Today I went to my uncle's office and told him everything.

"Uncle," I said, "I'm living with a woman. That's why I don't come home to sleep. But there's no need for you to worry because I'm still going to class and I plan to finish my degree. Otherwise, I'm fine. I eat a good breakfast. I get two meals a day."

My uncle looked at me without getting up from his desk.

"What money do you plan to live on? Have you found work or is she supporting you?"

I answered that I didn't know yet, and that for now, Rosario was in fact covering my expenses, which were modest anyway.

He wanted to know who this woman was I was living with, and I told him. He wanted to know what she did. I told him, maybe slightly glossing over the coarser aspects of the job of bar girl. He wanted to know how old she was. From then on, despite my initial resolve, everything was a lie.

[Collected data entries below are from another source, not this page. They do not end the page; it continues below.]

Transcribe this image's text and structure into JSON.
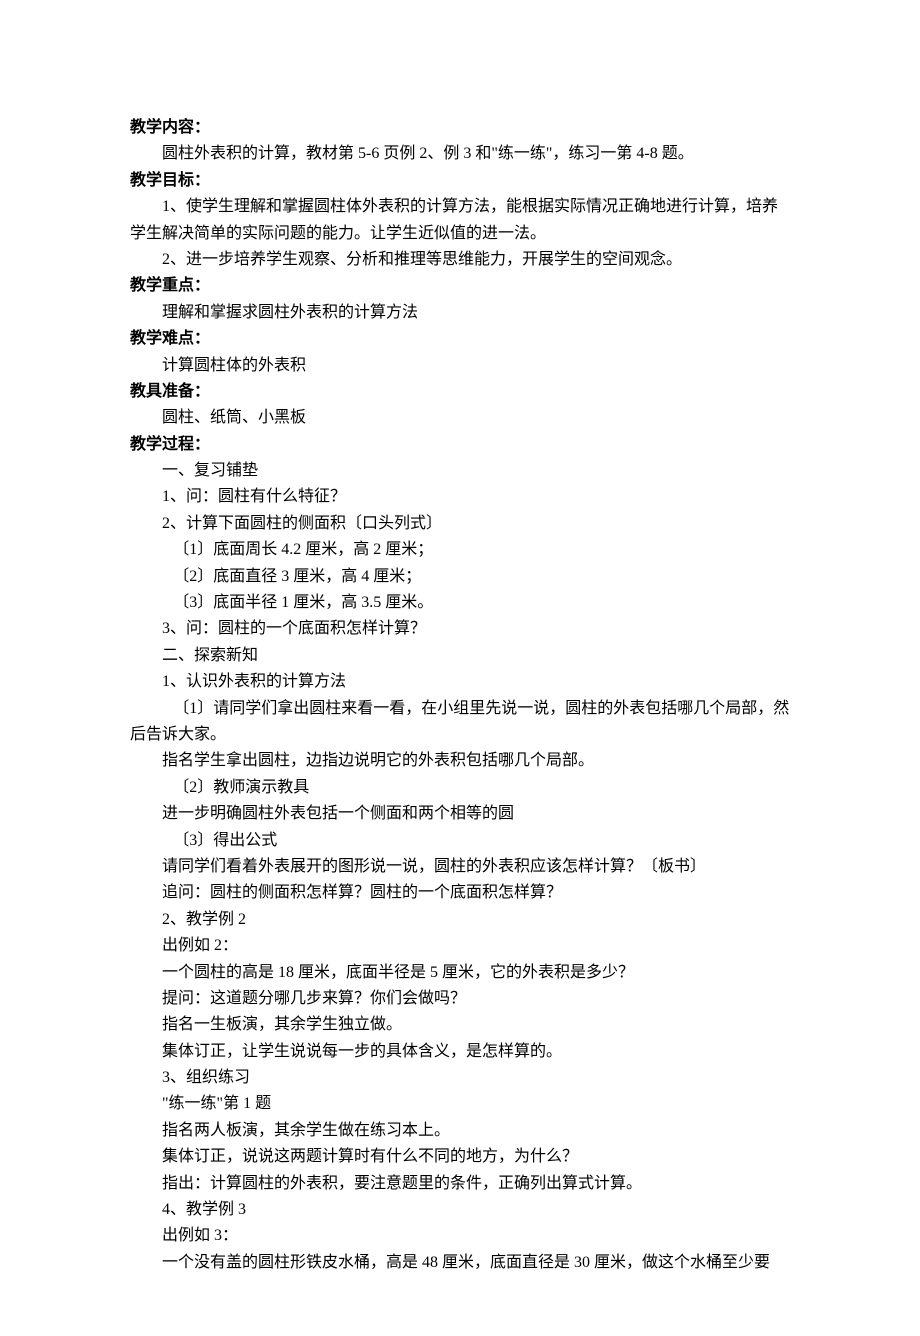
{
  "h1": {
    "label": "教学内容",
    "colon": "："
  },
  "c1": "圆柱外表积的计算，教材第 5-6 页例 2、例 3 和\"练一练\"，练习一第 4-8 题。",
  "h2": {
    "label": "教学目标",
    "colon": "："
  },
  "c2a": "1、使学生理解和掌握圆柱体外表积的计算方法，能根据实际情况正确地进行计算，培养学生解决简单的实际问题的能力。让学生近似值的进一法。",
  "c2b": "2、进一步培养学生观察、分析和推理等思维能力，开展学生的空间观念。",
  "h3": {
    "label": "教学重点",
    "colon": "："
  },
  "c3": "理解和掌握求圆柱外表积的计算方法",
  "h4": {
    "label": "教学难点",
    "colon": "："
  },
  "c4": "计算圆柱体的外表积",
  "h5": {
    "label": "教具准备",
    "colon": "："
  },
  "c5": "圆柱、纸筒、小黑板",
  "h6": {
    "label": "教学过程",
    "colon": "："
  },
  "l1": "一、复习铺垫",
  "l2": "1、问：圆柱有什么特征？",
  "l3": "2、计算下面圆柱的侧面积〔口头列式〕",
  "l4": "〔1〕底面周长 4.2 厘米，高 2 厘米；",
  "l5": "〔2〕底面直径 3 厘米，高 4 厘米；",
  "l6": "〔3〕底面半径 1 厘米，高 3.5 厘米。",
  "l7": "3、问：圆柱的一个底面积怎样计算？",
  "l8": "二、探索新知",
  "l9": "1、认识外表积的计算方法",
  "l10": "〔1〕请同学们拿出圆柱来看一看，在小组里先说一说，圆柱的外表包括哪几个局部，然后告诉大家。",
  "l11": "指名学生拿出圆柱，边指边说明它的外表积包括哪几个局部。",
  "l12": "〔2〕教师演示教具",
  "l13": "进一步明确圆柱外表包括一个侧面和两个相等的圆",
  "l14": "〔3〕得出公式",
  "l15": "请同学们看着外表展开的图形说一说，圆柱的外表积应该怎样计算？〔板书〕",
  "l16": "追问：圆柱的侧面积怎样算？圆柱的一个底面积怎样算？",
  "l17": "2、教学例 2",
  "l18": "出例如 2：",
  "l19": "一个圆柱的高是 18 厘米，底面半径是 5 厘米，它的外表积是多少？",
  "l20": "提问：这道题分哪几步来算？你们会做吗？",
  "l21": "指名一生板演，其余学生独立做。",
  "l22": "集体订正，让学生说说每一步的具体含义，是怎样算的。",
  "l23": "3、组织练习",
  "l24": "\"练一练\"第 1 题",
  "l25": "指名两人板演，其余学生做在练习本上。",
  "l26": "集体订正，说说这两题计算时有什么不同的地方，为什么？",
  "l27": "指出：计算圆柱的外表积，要注意题里的条件，正确列出算式计算。",
  "l28": "4、教学例 3",
  "l29": "出例如 3：",
  "l30": "一个没有盖的圆柱形铁皮水桶，高是 48 厘米，底面直径是 30 厘米，做这个水桶至少要"
}
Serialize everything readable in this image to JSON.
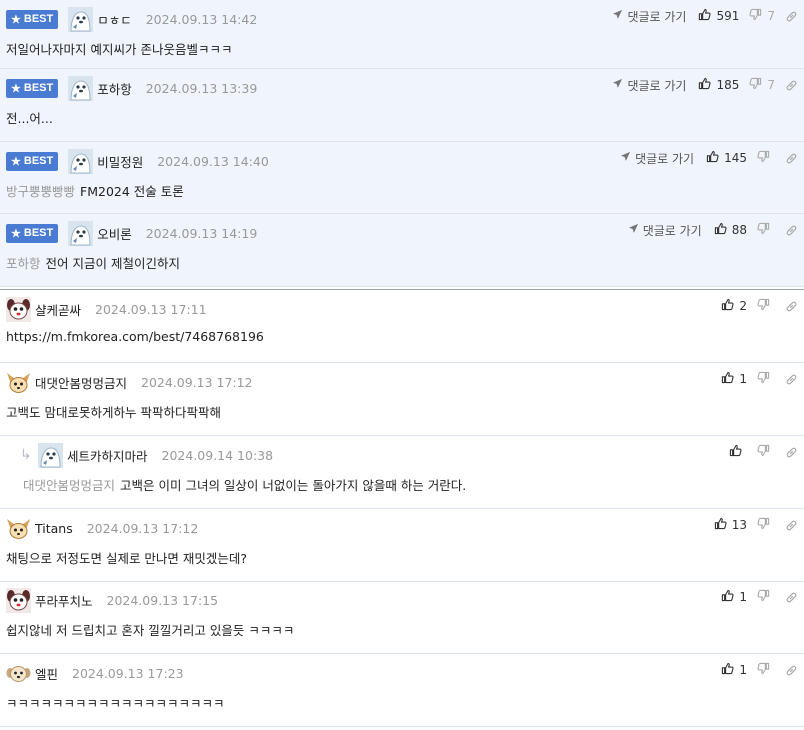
{
  "labels": {
    "best": "BEST",
    "goto": "댓글로 가기"
  },
  "colors": {
    "best_badge": "#4a7bd2",
    "best_row_bg": "#f0f4fd",
    "meta_text": "#999999"
  },
  "best_comments": [
    {
      "badge": "BEST",
      "author": "ㅁㅎㄷ",
      "avatar_icon": "ice-bear-avatar",
      "date": "2024.09.13 14:42",
      "parent": "",
      "text": "저일어나자마지 예지씨가 존나웃음벨ㅋㅋㅋ",
      "goto": "댓글로 가기",
      "up": "591",
      "down": "7"
    },
    {
      "badge": "BEST",
      "author": "포하항",
      "avatar_icon": "ice-bear-avatar",
      "date": "2024.09.13 13:39",
      "parent": "",
      "text": "전...어...",
      "goto": "댓글로 가기",
      "up": "185",
      "down": "7"
    },
    {
      "badge": "BEST",
      "author": "비밀정원",
      "avatar_icon": "ice-bear-avatar",
      "date": "2024.09.13 14:40",
      "parent": "방구뿡뿡빵빵",
      "text": "FM2024 전술 토론",
      "goto": "댓글로 가기",
      "up": "145",
      "down": ""
    },
    {
      "badge": "BEST",
      "author": "오비론",
      "avatar_icon": "ice-bear-avatar",
      "date": "2024.09.13 14:19",
      "parent": "포하항",
      "text": "전어 지금이 제철이긴하지",
      "goto": "댓글로 가기",
      "up": "88",
      "down": ""
    }
  ],
  "comments": [
    {
      "author": "샬케곧싸",
      "avatar_icon": "skull-dog-avatar",
      "date": "2024.09.13 17:11",
      "parent": "",
      "text": "https://m.fmkorea.com/best/7468768196",
      "up": "2",
      "down": ""
    },
    {
      "author": "대댓안봄멍멍금지",
      "avatar_icon": "fox-avatar",
      "date": "2024.09.13 17:12",
      "parent": "",
      "text": "고백도 맘대로못하게하누 팍팍하다팍팍해",
      "up": "1",
      "down": ""
    },
    {
      "author": "세트카하지마라",
      "avatar_icon": "ice-bear-avatar",
      "date": "2024.09.14 10:38",
      "parent": "대댓안봄멍멍금지",
      "text": "고백은 이미 그녀의 일상이 너없이는 돌아가지 않을때 하는 거란다.",
      "up": "",
      "down": "",
      "is_reply": true
    },
    {
      "author": "Titans",
      "avatar_icon": "fox-avatar",
      "date": "2024.09.13 17:12",
      "parent": "",
      "text": "채팅으로 저정도면 실제로 만나면 재밋겠는데?",
      "up": "13",
      "down": ""
    },
    {
      "author": "푸라푸치노",
      "avatar_icon": "skull-dog-avatar",
      "date": "2024.09.13 17:15",
      "parent": "",
      "text": "쉽지않네 저 드립치고 혼자 낄낄거리고 있을듯 ㅋㅋㅋㅋ",
      "up": "1",
      "down": ""
    },
    {
      "author": "엘핀",
      "avatar_icon": "puppy-avatar",
      "date": "2024.09.13 17:23",
      "parent": "",
      "text": "ㅋㅋㅋㅋㅋㅋㅋㅋㅋㅋㅋㅋㅋㅋㅋㅋㅋㅋㅋ",
      "up": "1",
      "down": ""
    }
  ]
}
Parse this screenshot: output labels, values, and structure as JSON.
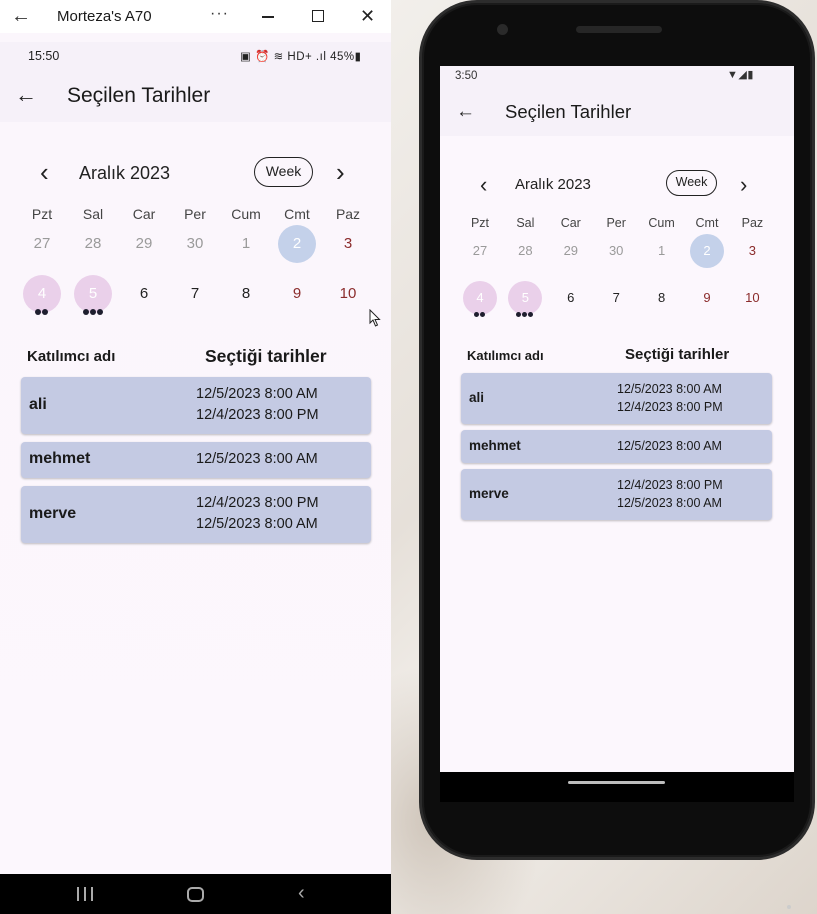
{
  "window": {
    "title": "Morteza's A70"
  },
  "status_left": {
    "time": "15:50",
    "icons": "▣ ⏰ ≋ HD+ .ıl 45%▮"
  },
  "status_right": {
    "time": "3:50",
    "icons": "▼◢▮"
  },
  "app": {
    "title": "Seçilen Tarihler"
  },
  "calendar": {
    "month": "Aralık 2023",
    "format_button": "Week",
    "weekdays": [
      "Pzt",
      "Sal",
      "Car",
      "Per",
      "Cum",
      "Cmt",
      "Paz"
    ],
    "week1": [
      {
        "label": "27",
        "state": "muted"
      },
      {
        "label": "28",
        "state": "muted"
      },
      {
        "label": "29",
        "state": "muted"
      },
      {
        "label": "30",
        "state": "muted"
      },
      {
        "label": "1",
        "state": "muted"
      },
      {
        "label": "2",
        "state": "today"
      },
      {
        "label": "3",
        "state": "sunday"
      }
    ],
    "week2": [
      {
        "label": "4",
        "state": "marked",
        "markers": 2
      },
      {
        "label": "5",
        "state": "marked",
        "markers": 3
      },
      {
        "label": "6",
        "state": "normal"
      },
      {
        "label": "7",
        "state": "normal"
      },
      {
        "label": "8",
        "state": "normal"
      },
      {
        "label": "9",
        "state": "sunday"
      },
      {
        "label": "10",
        "state": "sunday"
      }
    ]
  },
  "table": {
    "col_name": "Katılımcı adı",
    "col_dates": "Seçtiği tarihler",
    "rows": [
      {
        "name": "ali",
        "dates": [
          "12/5/2023 8:00 AM",
          "12/4/2023 8:00 PM"
        ]
      },
      {
        "name": "mehmet",
        "dates": [
          "12/5/2023 8:00 AM"
        ]
      },
      {
        "name": "merve",
        "dates": [
          "12/4/2023 8:00 PM",
          "12/5/2023 8:00 AM"
        ]
      }
    ]
  },
  "colors": {
    "today": "#c4d1ea",
    "marked": "#ead0ea",
    "card": "#c4cae3",
    "sunday": "#8b2c2c"
  }
}
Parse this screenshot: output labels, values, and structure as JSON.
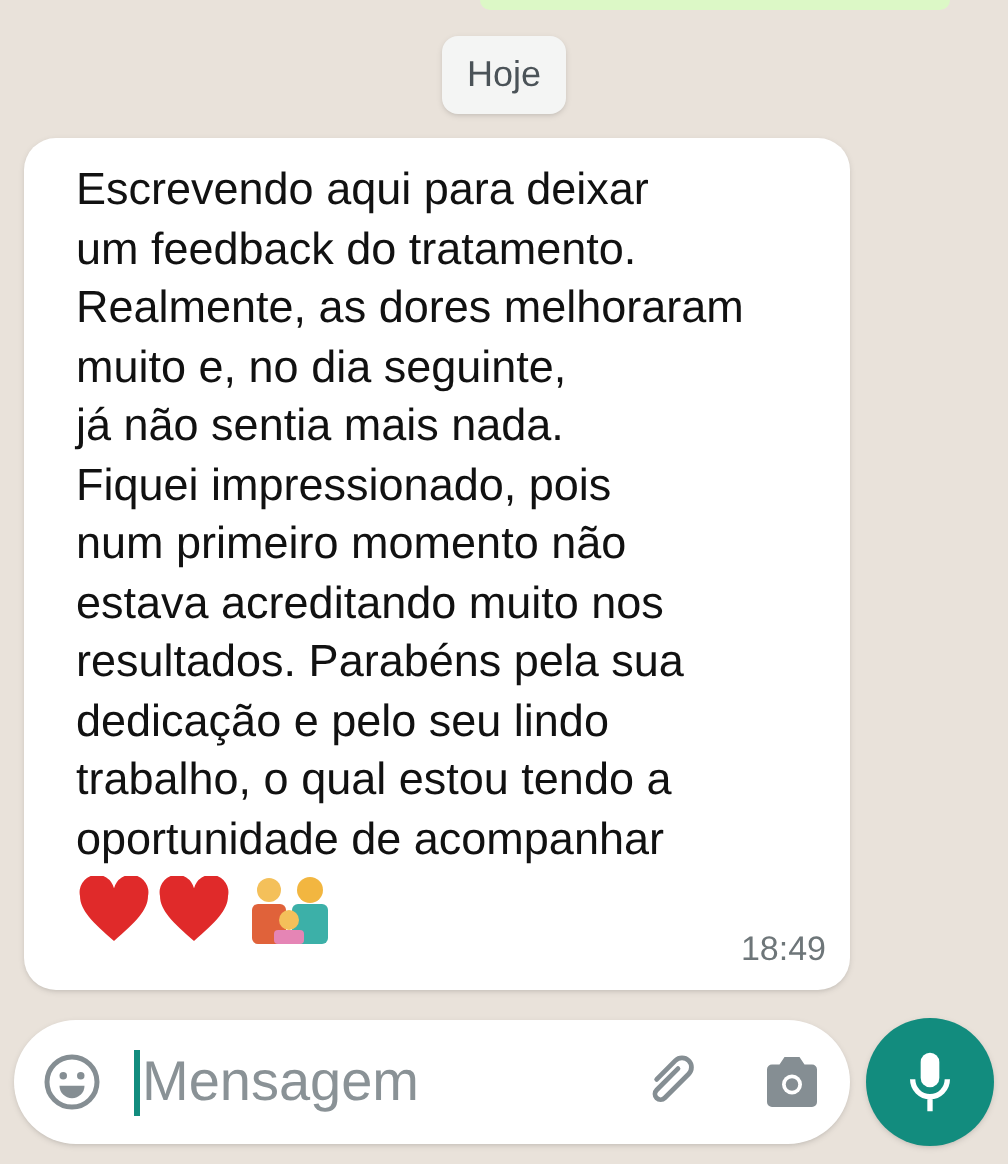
{
  "date_chip": "Hoje",
  "message": {
    "lines": [
      "Escrevendo aqui para deixar",
      "um feedback do tratamento.",
      "Realmente, as dores melhoraram",
      "muito e, no dia seguinte,",
      "já não sentia mais nada.",
      "Fiquei impressionado, pois",
      "num primeiro momento não",
      "estava acreditando muito nos",
      "resultados. Parabéns pela sua",
      "dedicação e pelo seu lindo",
      "trabalho, o qual estou tendo a",
      "oportunidade de acompanhar"
    ],
    "time": "18:49"
  },
  "composer": {
    "placeholder": "Mensagem"
  }
}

I said that Rosario was eighteen when she's almost definitely older than twenty-two, maybe even twenty-five, although that's only a guess, since I've never asked her; it doesn't seem right to seek out the information unless she volunteers it herself.

"Just so you don't make a fool of yourself," said my uncle, and he wrote me a check for five thousand pesos.

Before I left he urged me to call my aunt that night.

I went to the bank to cash the check and then I stopped by some of the downtown bookstores. I looked in at Café Quito. The first time I didn't see anyone. I ate there and went back to Rosario's room, where I sat reading and writing until late. After dark I went back and found Jacinto Requena dying of boredom. None of the visceral realists except for him, he said, were showing their faces at the café. Everybody was afraid of running into Arturo Belano, though their fears were unwarranted since the Chilean hadn't been there in days. According to Requena (who is definitely the most laid-back of the visceral realists), Belano had begun to kick more poets out of the group. Ulises Lima was remaining discreetly in the background, but apparently he supported Belano's decisions. I asked who'd gotten purged this time. He named two poets I didn't know and Angélica Font, Laura Jáuregui, and Sofía Gálvez.